昭和レトロ放浪記

古い街並み・純喫茶・ノスタルジーな世界を求めて

古い町並み

【東京ちょっと昔の写真】『勝どきビュータワー』はかつて木造家屋が密集していた(中央区勝どき1丁目8番地)

【東京ちょっと昔の写真】『勝どきビュータワー』はかつて木造家屋が密集していた(中央区勝どき1丁目8番地)

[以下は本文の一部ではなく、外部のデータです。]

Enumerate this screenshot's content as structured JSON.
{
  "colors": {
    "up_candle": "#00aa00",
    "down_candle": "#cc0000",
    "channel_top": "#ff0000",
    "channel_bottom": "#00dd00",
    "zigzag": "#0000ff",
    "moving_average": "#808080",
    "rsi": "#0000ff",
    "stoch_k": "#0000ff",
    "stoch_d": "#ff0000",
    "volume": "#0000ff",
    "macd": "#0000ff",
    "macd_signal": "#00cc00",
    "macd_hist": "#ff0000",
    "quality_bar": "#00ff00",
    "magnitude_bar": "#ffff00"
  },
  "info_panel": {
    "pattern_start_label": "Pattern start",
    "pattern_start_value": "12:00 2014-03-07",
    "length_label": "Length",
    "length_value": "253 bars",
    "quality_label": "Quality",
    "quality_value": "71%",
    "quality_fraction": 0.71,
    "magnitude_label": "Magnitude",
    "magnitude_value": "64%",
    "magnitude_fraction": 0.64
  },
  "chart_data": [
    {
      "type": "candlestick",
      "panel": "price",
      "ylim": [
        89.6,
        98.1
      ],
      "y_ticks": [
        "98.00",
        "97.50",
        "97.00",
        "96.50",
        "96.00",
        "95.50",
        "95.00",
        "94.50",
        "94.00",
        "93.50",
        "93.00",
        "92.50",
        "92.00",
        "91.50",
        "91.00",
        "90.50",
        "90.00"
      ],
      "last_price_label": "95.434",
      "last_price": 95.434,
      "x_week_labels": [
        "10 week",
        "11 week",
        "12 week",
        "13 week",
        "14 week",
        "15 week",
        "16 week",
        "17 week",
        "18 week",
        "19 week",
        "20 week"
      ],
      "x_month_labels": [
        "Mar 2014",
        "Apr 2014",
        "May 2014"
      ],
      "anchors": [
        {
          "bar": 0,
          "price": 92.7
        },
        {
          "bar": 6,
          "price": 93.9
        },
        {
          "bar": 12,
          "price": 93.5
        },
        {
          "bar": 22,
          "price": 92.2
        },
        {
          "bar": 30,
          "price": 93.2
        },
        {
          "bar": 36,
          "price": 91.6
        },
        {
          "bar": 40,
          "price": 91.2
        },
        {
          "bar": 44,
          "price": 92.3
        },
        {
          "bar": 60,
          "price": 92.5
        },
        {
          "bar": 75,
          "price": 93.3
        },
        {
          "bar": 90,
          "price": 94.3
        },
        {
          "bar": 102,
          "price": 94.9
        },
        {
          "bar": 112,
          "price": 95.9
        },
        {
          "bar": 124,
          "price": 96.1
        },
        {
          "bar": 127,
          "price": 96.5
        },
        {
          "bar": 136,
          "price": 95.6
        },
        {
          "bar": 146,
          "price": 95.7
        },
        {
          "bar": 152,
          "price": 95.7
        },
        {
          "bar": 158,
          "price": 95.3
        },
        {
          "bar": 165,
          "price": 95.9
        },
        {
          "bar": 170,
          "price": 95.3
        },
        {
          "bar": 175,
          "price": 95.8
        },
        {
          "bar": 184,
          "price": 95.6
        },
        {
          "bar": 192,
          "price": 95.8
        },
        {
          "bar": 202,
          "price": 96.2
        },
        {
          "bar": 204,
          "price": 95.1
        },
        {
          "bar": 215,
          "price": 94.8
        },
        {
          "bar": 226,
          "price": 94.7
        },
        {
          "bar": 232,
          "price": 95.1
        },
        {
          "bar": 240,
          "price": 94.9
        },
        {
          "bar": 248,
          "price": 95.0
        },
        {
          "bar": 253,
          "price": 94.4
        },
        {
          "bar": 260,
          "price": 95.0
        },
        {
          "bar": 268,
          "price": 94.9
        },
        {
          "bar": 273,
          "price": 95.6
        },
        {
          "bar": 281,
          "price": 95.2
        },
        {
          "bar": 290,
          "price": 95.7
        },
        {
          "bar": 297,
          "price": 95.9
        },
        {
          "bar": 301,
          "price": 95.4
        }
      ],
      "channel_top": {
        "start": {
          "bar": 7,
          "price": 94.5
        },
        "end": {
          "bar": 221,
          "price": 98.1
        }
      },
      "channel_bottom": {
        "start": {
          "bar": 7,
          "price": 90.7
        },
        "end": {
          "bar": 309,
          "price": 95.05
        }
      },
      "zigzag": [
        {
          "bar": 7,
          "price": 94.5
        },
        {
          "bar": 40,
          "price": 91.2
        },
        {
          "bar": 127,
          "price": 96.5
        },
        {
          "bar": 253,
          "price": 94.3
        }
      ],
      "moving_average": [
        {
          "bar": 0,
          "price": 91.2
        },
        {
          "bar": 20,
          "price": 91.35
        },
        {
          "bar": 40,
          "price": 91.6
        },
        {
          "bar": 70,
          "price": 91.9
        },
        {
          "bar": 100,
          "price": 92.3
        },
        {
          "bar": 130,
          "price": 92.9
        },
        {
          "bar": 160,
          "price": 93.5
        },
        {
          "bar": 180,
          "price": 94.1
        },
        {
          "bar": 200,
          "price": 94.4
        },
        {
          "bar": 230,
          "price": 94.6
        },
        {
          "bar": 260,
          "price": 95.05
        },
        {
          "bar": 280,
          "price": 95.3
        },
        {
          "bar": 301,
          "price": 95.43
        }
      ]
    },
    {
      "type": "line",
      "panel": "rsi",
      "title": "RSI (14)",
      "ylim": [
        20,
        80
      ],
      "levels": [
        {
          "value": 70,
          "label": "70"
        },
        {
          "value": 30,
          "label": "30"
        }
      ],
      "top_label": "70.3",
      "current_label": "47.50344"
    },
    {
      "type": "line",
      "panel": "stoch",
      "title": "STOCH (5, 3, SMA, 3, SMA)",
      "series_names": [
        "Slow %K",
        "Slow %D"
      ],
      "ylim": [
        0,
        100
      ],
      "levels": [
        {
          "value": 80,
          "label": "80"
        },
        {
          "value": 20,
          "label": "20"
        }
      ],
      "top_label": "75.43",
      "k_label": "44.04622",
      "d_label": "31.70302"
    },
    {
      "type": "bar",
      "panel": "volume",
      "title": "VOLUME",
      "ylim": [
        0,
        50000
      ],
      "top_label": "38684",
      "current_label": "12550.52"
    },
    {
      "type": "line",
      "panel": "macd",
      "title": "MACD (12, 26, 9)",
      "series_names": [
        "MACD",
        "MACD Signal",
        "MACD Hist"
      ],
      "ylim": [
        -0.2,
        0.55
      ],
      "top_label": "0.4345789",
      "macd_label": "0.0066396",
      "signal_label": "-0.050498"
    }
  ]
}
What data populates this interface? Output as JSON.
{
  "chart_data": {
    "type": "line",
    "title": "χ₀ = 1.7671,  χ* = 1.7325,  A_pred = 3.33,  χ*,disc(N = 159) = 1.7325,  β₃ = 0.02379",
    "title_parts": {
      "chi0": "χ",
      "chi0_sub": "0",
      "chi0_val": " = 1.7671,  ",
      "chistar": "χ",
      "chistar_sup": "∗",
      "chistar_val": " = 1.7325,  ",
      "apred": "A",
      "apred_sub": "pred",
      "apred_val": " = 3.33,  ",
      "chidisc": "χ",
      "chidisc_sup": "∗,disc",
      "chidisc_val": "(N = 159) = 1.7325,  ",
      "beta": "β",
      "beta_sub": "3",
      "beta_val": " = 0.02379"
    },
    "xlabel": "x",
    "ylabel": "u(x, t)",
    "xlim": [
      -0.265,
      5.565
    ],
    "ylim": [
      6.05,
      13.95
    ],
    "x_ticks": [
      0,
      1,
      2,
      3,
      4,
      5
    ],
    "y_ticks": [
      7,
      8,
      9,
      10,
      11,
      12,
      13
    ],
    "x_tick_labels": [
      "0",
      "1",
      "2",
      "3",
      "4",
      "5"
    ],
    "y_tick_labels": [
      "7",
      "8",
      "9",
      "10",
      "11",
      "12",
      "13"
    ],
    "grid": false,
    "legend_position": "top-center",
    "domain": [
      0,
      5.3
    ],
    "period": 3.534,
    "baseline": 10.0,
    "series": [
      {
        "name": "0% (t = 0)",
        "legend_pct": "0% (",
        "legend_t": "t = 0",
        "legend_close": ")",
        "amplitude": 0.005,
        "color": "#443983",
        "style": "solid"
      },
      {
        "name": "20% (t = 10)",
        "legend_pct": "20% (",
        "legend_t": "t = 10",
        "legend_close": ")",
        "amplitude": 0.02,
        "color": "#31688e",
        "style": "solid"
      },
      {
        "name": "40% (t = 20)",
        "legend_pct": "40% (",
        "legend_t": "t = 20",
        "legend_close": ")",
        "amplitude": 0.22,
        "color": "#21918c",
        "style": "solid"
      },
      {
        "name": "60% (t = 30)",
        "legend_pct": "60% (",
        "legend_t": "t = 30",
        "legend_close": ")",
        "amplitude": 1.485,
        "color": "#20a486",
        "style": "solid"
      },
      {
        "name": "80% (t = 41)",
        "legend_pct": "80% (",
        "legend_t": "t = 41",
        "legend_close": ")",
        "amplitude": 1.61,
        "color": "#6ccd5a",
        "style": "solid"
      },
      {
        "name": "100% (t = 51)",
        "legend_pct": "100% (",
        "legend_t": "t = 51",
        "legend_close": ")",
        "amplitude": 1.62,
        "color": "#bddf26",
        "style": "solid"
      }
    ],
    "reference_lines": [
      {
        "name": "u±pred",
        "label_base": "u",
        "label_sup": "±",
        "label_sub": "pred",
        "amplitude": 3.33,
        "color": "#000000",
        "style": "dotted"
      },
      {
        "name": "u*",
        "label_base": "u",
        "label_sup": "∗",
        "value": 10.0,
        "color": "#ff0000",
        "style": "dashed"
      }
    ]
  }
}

サラリーマン時代、東京都中央区・勝どきが職場だった私は、日々変わりゆく街の景色を見ていた。
昼休みになると木造家屋が密集したエリアを散歩をして、昭和の時が流れる空間に癒されていた。

そしてある日、その区画が全て取り壊される事になる。
失われてしまう、もう二度と戻らない景色を記録に残そうと、多くの写真を撮った。
当時撮影した写真と、現在の景色を比べながら、紹介して行きたい。

勝どきビュータワーの昔の景色

穏やかな隅田川にかかる、勝どき橋を南東に向けて歩く。
無骨で力強いフォルムの勝どき橋。

橋を渡り、晴海通りを南東へ行き坂を下ると、左手に交番(月島警察署 勝どき橋交番)が見える。
朝出勤する時に、この交番前の交差点をよく利用していた。
現在は高層マンション「勝どきビュータワー」が建っている。

2006年8月に撮影した同じ場所を見てみる。
角地に長屋のような形で、飲み屋やスナックが営業していた。

大きな看板に「コンピューターボウリング 東京エースレーン」と書かれた看板が見える。
この場所から歩いて数分の場所に、ボウリング場が存在していた。友人との思い出は甦る。
(2009年3月31日に閉店し、跡地は現在マンションに変わっている。)
参考👉思い出のボウリング場 第75回 東京エースレーン(東京都)

この長屋には、7店舗ほどが入居している。
「カラオケスナック りんどう」「スナック ぴりか」「スナックホープ」「家庭料理 甚ろく」「だぼはぜ」「COFFEE VIP」「鳥善」。
現在、ほとんどのお店は、勝どきビュータワー内で営業している。

2007年2月10日撮影

勝どき1丁目8番地の工事用のフェンスが設置

いつものように通勤していると、店舗の入り口にフェンスが設置しはじめた。
区画全体の取り壊しが決まり、店舗はすでに閉店。退去すみで出入り口は塞がれた状態になっている。
いよいよ取り壊しがはじまるのか。
2007年11月撮影。



勝どき1丁目8番地の取り壊し

2008年1月頃、ついに区画全体が取り壊され、長屋は消滅した。
あの景色は、もう二度と戻らない。

2010年5月になると、商業施設のビルが建ち、ほぼ完成している。

裏通りの風景

晴海通り沿いから一本裏手には、片側一車線の道路があった。(現在は道路そのものが無い)
公園や児童館、木造家屋が密集していた。

勝どき五丁目方向。
足元の道路は現在公園になっている。

2007年4月。旧公園は封鎖されている。

晴海通り方向。足元は現在公園。
この景色もいまはもう無い。

木造住宅密集地

勝どき1丁目8番地の南東側は、木造住宅が密集していたエリア。
すべて退去が済んでいるのか、出入り口にベニヤ板が打ちつけられている。


築年数の経った木造家屋の密集エリアは、地震時の倒壊や火災があった場合にリスクが大きい。
古き良き建物は残って欲しいところだが、なくなるのもやむえない事なのかもしれない。


中央区立勝どき児童館

2010年11月、晴海通り沿いの開発は終わりながらも、裏手にある「勝どき児童館」の建物は残っていた。
しかしついに解体がはじまる看板が張り出された。

2010年11月撮影

2011年2月には解体作業がはじまり、跡形もなく消滅した。

解体された場所は、現在綺麗な公園になり、マンション住人の憩いの場となっている。

昔と今の比較写真

昔撮影した写真と現在の写真を重ねわせてみた。
若干のズレはある(後日撮り直す)が、激変した風景がわかるだろう。
真ん中のアイコンを左右にスライドして比べてみて欲しい。
左2006年 右2018年

左2007年 右2010年

移り変わりの激しい東京の景色

という事でお送りした、東京中央区勝どき1丁目8番地の昔と今の風景。
生まれ育った街の景色が、ある日突然高層マンションがそびえ立ち、がらっと変わる東京の街並み。
ここは昔何があったのか?と記憶を辿れない事があり、【写真で記録せねば】というのがきっかけで、わたしはカメラをはじめたのだった。
10年以上前に撮影した写真が、ブログ記事を通して陽の目を見る日がきてうれしい。

撮りためた過去の写真が大量にあるので、また別の場所について記事を書く予定である。

以上、ご高覧いただき、ありがとうございました。